The first (and main) idea is to use an “accumulator”. Even on older chips we have sixteen registers – enough to hold two 1024-bit vectors (cauldrons), and by holding one vector throughout the process, we can change it gradually (following a Gray code) and do our work in that order, rather than sequentially as at present. That way we can use one add (and avoid the load) to deal with about 11 bits.
Once we are adding in an accumulator every time, we can also add some but not others in via the accumulator, steering the lower bits somewhat and gaining a bit more.
Another useful idea is to put the computation of the grease-code into a data-driven approach also. That way we only need to compute the vectors we are actually going to need, a trick that is essential to the Gray-code approach.
Using all these tricks (and a few more) the plan now is that instead of adding in 8 slices of grease level 4 (8 loads, 8 adds) we add in 5 vectors only, three via the accumulator which is added in also – 5 loads, 6 adds.
There is a fairly simple way to do this. The idea is to divide the 32-bits of A into 11+1+10+10, done as follows.
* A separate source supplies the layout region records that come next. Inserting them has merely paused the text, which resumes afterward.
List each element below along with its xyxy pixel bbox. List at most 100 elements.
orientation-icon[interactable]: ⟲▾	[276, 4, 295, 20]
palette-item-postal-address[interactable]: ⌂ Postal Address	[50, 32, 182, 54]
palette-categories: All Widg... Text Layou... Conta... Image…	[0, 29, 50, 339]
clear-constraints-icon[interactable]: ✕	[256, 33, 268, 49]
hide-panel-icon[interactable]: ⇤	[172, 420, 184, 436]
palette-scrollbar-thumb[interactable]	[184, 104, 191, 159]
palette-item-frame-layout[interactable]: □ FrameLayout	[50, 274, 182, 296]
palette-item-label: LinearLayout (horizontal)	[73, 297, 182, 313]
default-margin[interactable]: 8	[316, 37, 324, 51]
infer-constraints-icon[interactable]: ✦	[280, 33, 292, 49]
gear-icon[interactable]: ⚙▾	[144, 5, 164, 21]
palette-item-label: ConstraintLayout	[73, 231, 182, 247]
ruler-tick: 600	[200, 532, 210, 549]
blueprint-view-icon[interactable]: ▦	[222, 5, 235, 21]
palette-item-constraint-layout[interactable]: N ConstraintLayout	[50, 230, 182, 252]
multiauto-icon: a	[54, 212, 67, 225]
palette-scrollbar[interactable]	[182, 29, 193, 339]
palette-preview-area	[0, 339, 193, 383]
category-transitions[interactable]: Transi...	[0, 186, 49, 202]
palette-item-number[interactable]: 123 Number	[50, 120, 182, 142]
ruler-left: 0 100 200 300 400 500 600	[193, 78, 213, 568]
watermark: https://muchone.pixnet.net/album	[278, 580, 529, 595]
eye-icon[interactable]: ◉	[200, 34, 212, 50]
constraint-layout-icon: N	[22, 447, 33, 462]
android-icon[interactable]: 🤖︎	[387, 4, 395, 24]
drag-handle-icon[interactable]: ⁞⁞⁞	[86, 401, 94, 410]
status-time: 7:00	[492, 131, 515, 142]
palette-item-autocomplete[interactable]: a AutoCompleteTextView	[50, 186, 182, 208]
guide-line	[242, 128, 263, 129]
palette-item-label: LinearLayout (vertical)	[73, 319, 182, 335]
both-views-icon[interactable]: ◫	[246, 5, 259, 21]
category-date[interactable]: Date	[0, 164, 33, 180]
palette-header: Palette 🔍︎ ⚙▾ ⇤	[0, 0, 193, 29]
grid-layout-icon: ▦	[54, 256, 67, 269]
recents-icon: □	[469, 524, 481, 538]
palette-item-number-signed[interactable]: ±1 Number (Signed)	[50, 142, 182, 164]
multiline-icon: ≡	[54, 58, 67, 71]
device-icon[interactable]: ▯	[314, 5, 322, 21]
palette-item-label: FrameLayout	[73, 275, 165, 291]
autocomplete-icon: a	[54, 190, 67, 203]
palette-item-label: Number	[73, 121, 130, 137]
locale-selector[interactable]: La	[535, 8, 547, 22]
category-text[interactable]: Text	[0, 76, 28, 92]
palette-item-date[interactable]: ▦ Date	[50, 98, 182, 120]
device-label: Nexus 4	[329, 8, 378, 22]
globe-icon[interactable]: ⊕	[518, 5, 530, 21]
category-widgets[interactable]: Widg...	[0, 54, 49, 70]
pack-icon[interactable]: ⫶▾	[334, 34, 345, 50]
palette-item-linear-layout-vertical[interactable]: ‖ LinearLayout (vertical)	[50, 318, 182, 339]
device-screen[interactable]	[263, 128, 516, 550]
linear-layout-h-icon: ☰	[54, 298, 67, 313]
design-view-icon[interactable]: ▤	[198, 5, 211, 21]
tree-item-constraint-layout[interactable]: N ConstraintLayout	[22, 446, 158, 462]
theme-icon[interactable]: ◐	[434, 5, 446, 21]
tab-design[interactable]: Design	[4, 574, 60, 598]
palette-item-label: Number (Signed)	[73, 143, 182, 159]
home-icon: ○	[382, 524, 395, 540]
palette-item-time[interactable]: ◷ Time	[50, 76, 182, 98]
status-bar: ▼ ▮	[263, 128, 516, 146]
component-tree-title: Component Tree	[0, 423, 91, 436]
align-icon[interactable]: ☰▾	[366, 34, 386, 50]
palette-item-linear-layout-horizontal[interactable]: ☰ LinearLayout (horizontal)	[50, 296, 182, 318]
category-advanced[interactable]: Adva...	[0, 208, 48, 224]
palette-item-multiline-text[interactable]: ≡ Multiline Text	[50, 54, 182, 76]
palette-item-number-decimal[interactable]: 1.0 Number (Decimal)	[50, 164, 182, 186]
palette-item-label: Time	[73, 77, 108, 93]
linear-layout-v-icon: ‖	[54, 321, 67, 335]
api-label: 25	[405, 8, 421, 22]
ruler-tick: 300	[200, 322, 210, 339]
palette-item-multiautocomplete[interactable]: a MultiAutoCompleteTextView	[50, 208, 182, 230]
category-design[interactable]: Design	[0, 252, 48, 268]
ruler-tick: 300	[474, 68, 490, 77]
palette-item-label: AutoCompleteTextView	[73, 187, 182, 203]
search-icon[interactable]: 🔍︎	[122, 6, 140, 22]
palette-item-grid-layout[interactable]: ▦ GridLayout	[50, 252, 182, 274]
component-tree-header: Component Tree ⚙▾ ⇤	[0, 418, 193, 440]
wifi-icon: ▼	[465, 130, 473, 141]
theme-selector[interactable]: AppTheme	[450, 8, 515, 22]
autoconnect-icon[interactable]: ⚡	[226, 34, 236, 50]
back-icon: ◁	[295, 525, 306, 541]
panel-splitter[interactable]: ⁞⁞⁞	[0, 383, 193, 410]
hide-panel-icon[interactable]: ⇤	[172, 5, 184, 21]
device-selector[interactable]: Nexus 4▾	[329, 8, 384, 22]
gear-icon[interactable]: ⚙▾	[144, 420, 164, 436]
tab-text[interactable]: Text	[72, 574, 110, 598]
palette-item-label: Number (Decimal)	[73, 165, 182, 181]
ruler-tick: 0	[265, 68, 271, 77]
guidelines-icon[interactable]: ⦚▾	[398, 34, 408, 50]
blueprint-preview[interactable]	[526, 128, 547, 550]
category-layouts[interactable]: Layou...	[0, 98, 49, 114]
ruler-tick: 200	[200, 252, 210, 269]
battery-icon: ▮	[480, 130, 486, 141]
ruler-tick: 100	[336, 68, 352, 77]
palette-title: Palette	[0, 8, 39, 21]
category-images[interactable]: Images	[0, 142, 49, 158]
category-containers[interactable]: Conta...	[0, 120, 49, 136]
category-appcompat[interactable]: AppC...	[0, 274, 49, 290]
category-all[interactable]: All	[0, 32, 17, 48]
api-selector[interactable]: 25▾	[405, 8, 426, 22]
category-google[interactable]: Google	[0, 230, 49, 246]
Our first job is to make 2048 lists and counts of what values the first 11 bits take. We then go through the 2048 slots in Gray code order noting the (top 11 bits of) the xor of all pairs of adjacent ones where the count is non-zero. These will need to be made. Steve’s simulations suggest that there will typically be 39-44 of these.
Kaikkonen and Rosendahl provide a set of 51 vectors (plus zero) in a 10-space such that every vector is the sum of two of them. We store 104 21-bit vectors 1 x 0 and 0 0 x for each x in this code, and add either an odd or an even number of 1 x 0 in via the accumulator depending on what we want the 1 bit to be for the next value.
The result is that we need to store 143-148 [104+(39-44)] entries which is rather more than the 16K I usually allow for the use of L1, but it seems that enough of them are accessed very infrequently for this to be OK.
The result of this is that the BGrease and BWAMad routines get amalgamated into one two-phase code that populates the Brick Work Area in phase 1 and multiplies a 1024×32 A by a 32×1024 B adding into a 1024×1024 in phase 2.
I’m not quite clear how to share the bits in the Afmt – one idea is to use 14 bits for the row of C and 7+7+6+6+6 for the BWA entries, making a total of 48 bits – rather more than the 40 used at present. This all represents a noticeable increase in the demand for Afmt which is a bit worrying but I think it is OK.
I am not quite at the stage of starting to code this, but I am now pretty sure that mod 2 can be made a good bit faster, and am keen to demonstrate this in the near future.